With the recent election outcome, we can now only hope Nicky Morgan keeps to the promises made in the Department for Education’s (DfE) Workload Challenge report published in February. Reading back over the details this half-term, I have decided to look at each of the recommendations listed in the Government Response to the Workload Challenge in closer detail.
I’d also like to offer my practical suggestions for school leaders in the hope that we can all promise to use these strategies for tackling workload in schools.
In the 38 weeks of term time, teachers are contracted to work 32.5 hours per week – yet most teachers and leaders report between 50 to 60 hours per week managing their workload. It may not happen in my lifetime, but I do hope to see a day when teachers’ timetables are reduced so we have more time set aside for planning and marking.
For now, the Government Response to the Workload Challenge sets out six actions.
The number one commitment was to introduce a national policy setting out the minimum lead-in times for significant curriculum, qualifications and accountability changes. The DfE has already put out a notice saying they will give at least a year’s notice for any changes and there should be no more “in-year” changes. Let’s hope they mean it!

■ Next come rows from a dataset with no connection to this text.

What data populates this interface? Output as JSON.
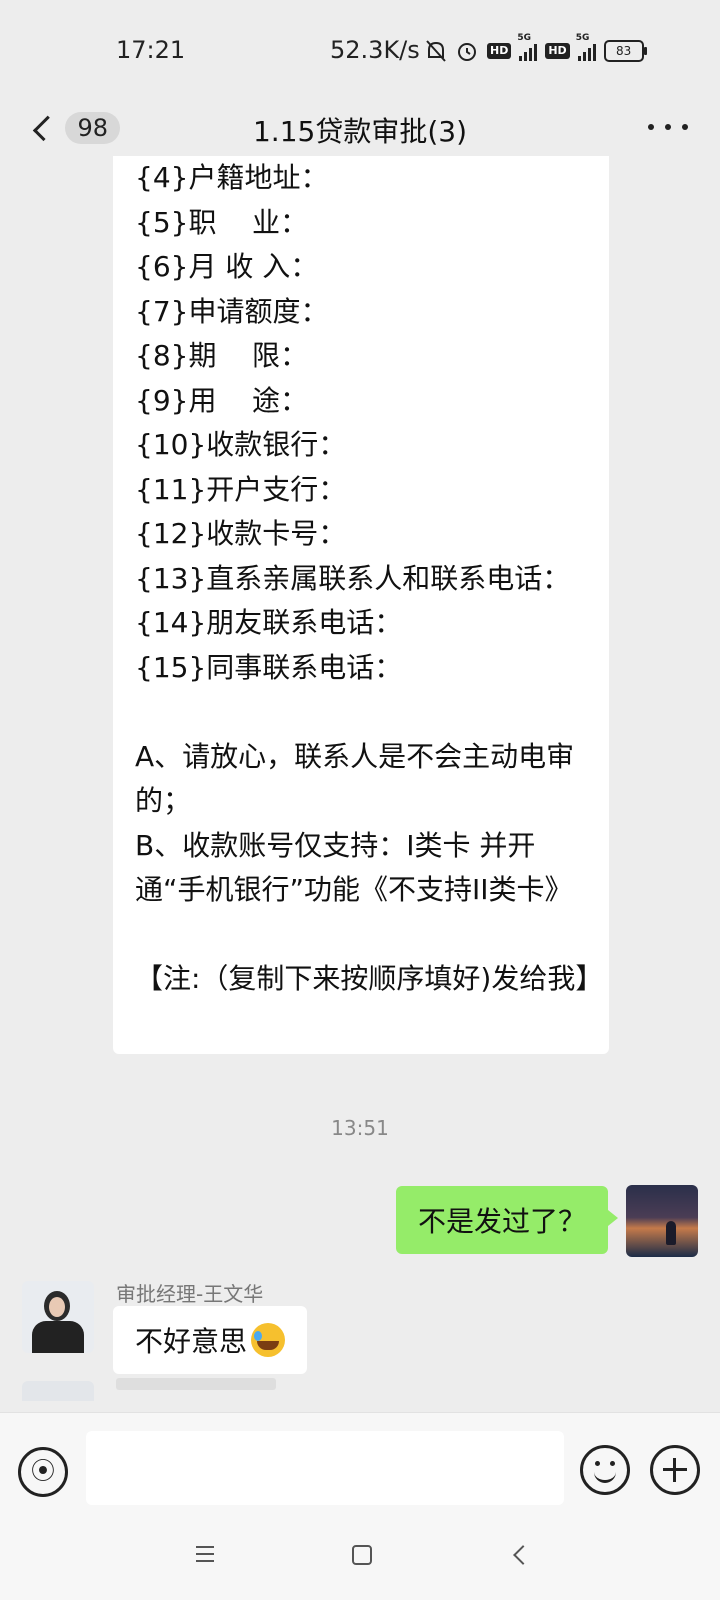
{
  "status": {
    "time": "17:21",
    "net_speed": "52.3K/s",
    "hd1": "HD",
    "hd2": "HD",
    "signal_tag1": "5G",
    "signal_tag2": "5G",
    "battery": "83"
  },
  "header": {
    "unread_count": "98",
    "title": "1.15贷款审批(3)"
  },
  "messages": {
    "form_lines": [
      "{4}户籍地址：",
      "{5}职    业：",
      "{6}月 收 入：",
      "{7}申请额度：",
      "{8}期    限：",
      "{9}用    途：",
      "{10}收款银行：",
      "{11}开户支行：",
      "{12}收款卡号：",
      "{13}直系亲属联系人和联系电话：",
      "{14}朋友联系电话：",
      "{15}同事联系电话："
    ],
    "note_a": "A、请放心，联系人是不会主动电审的；",
    "note_b": "B、收款账号仅支持：I类卡 并开通“手机银行”功能《不支持II类卡》",
    "footer_note": "【注:（复制下来按顺序填好)发给我】",
    "time_separator": "13:51",
    "my_message": "不是发过了？",
    "sender_name": "审批经理-王文华",
    "reply": "不好意思"
  },
  "icons": {
    "back": "chevron-left-icon",
    "more": "more-dots-icon",
    "voice": "voice-icon",
    "emoji": "emoji-icon",
    "plus": "plus-icon"
  },
  "colors": {
    "background": "#ededed",
    "outgoing_bubble": "#95ec69",
    "incoming_bubble": "#ffffff"
  }
}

The number two commitment from the government was to assess teacher workload with a bi-annual survey. I can never recall a workload challenge which has been so prominent and so I really hope that we see a survey like this again – at least twice over – in the next five years.
Thirdly, the DFE outlined an action plan for Ofsted. It asks them to clarify what inspectors want and what they do not want to see in schools, and to publish “facts” and “myths” about what is expected to stop gimmicky teaching.

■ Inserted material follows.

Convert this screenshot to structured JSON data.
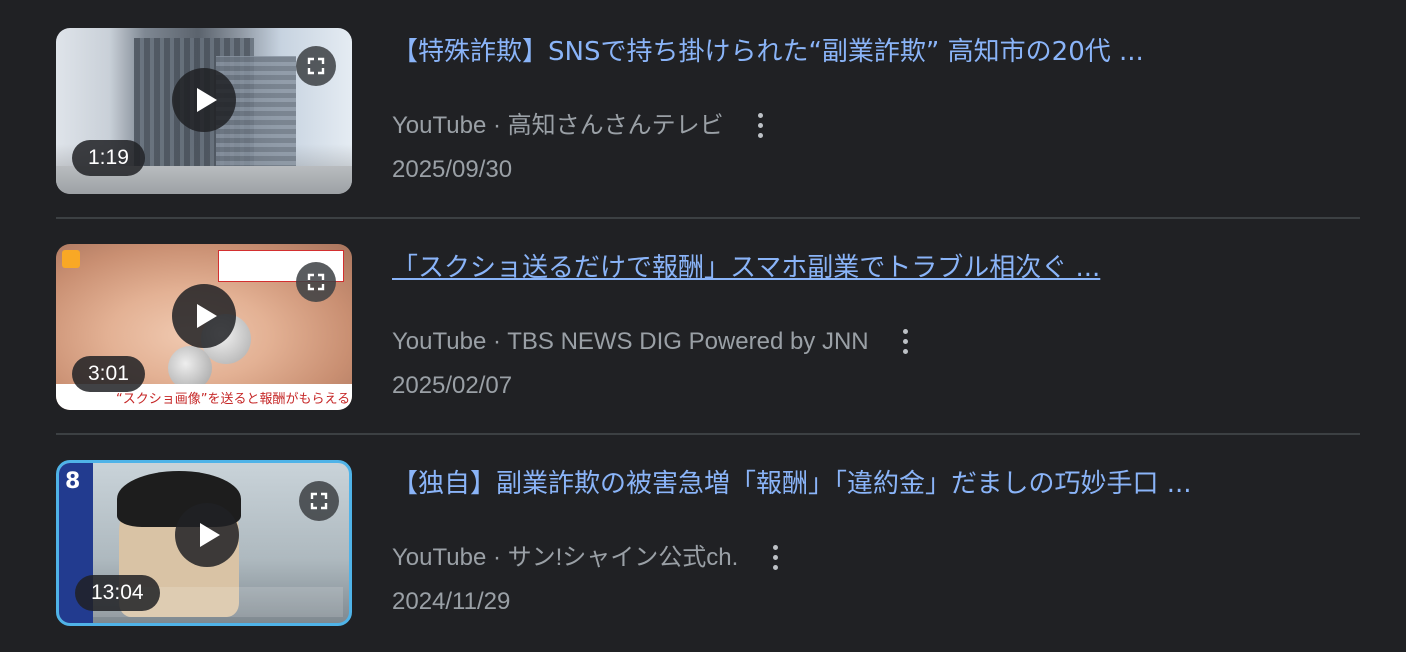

We must create a ‘work-life’ balance rather than ‘work-work’
The fourth priority is very relevant to myself: support for school leaders. Apart from the direct support I receive from my own headteacher, I cannot think of any other support network – other than CPD I have created for myself – designed to support school leaders in very demanding situations. We already know that 1 in 4 headteacher vacancies across England and Wales are left unfilled. I know the day I decide to step up to headship (if it arrives), I will become a rare commodity.

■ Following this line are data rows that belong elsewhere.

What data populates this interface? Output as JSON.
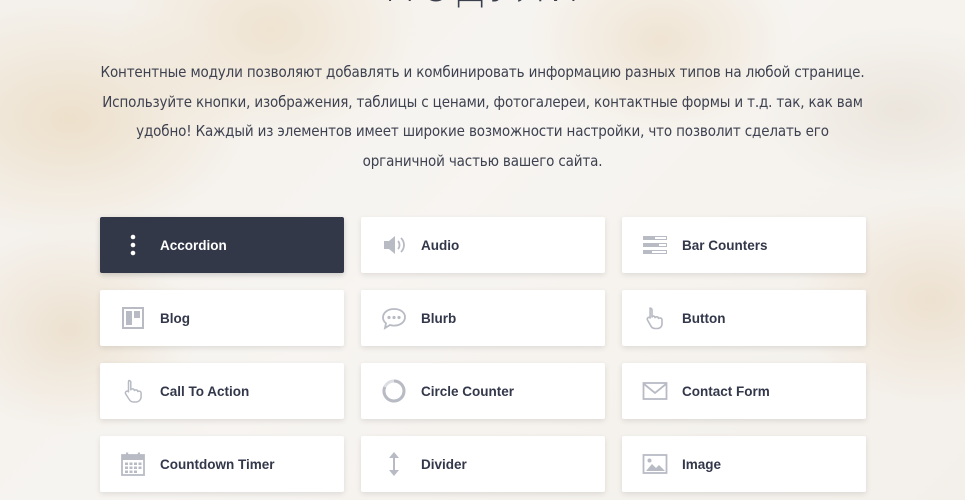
{
  "header": {
    "title": "МОДУЛИ",
    "intro": "Контентные модули позволяют добавлять и комбинировать информацию разных типов на любой странице. Используйте кнопки, изображения, таблицы с ценами, фотогалереи, контактные формы и т.д. так, как вам удобно! Каждый из элементов имеет широкие возможности настройки, что позволит сделать его органичной частью вашего сайта."
  },
  "colors": {
    "active_bg": "#323847",
    "card_bg": "#ffffff",
    "text": "#33374a",
    "icon": "#b8bbc4"
  },
  "modules": [
    {
      "label": "Accordion",
      "icon": "vertical-dots-icon",
      "active": true
    },
    {
      "label": "Audio",
      "icon": "speaker-icon"
    },
    {
      "label": "Bar Counters",
      "icon": "bar-counters-icon"
    },
    {
      "label": "Blog",
      "icon": "blog-icon"
    },
    {
      "label": "Blurb",
      "icon": "speech-bubble-icon"
    },
    {
      "label": "Button",
      "icon": "pointer-hand-icon"
    },
    {
      "label": "Call To Action",
      "icon": "hand-cursor-icon"
    },
    {
      "label": "Circle Counter",
      "icon": "circle-counter-icon"
    },
    {
      "label": "Contact Form",
      "icon": "envelope-icon"
    },
    {
      "label": "Countdown Timer",
      "icon": "calendar-icon"
    },
    {
      "label": "Divider",
      "icon": "vertical-arrows-icon"
    },
    {
      "label": "Image",
      "icon": "image-icon"
    }
  ]
}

Programmes such as Future Leaders, Teaching Leaders and support from MAT programmes, the NCTL and the SSAT have so much to offer. It is the duty of all headteachers to share these developmental leadership programmes with current and aspiring school leaders.
Fifth and foremost, the government wants every single teacher to have access to a better evidence base, with a one-stop-shop where they can publish and access academic research.
The DfE hopes to develop “research schools” and publish examples of what is working in classrooms. This is a fabulous idea, but will it work? I wish we had started this a decade ago when I first started my school-focused masters degree.
Finally, the sixth priority on the government’s action plan is a commitment for a panel to be established to develop principles for good data and ICT management in schools. I have yet to work in a school where ICT is so well organised that it actually drives teaching and learning rather than supports it.
For the government to be able to meet all of their commitments, the DfE, school leaders and the teaching community must begin to address the strategies for tackling workload in schools.
We owe it to ourselves to fulfil our own promises. We must stop requesting that teachers complete individual lesson plans. We must stop filling teacher timetables up to 90 per cent or more. We must stop pointless meetings, and chalk and talk INSET days. On assessment we should stop the marking frenzy and the need for duplication of reports and data tracking. Ask for it once, complete the task online, make the data live, have sources that talk to each other.
On graded lessons, we must also stop. We must ask teachers to observe each other and prompt professional dialogue, dissemination and reflection.
Finally, we should stop any expectation that teaching staff should work beyond 40 hours per week. If workload cannot be completed in this time, it should not be assumed that it will be completed at home. This can be done by stopping unnecessary emails and creating an ethos of “work-life balance” rather than “work-work”.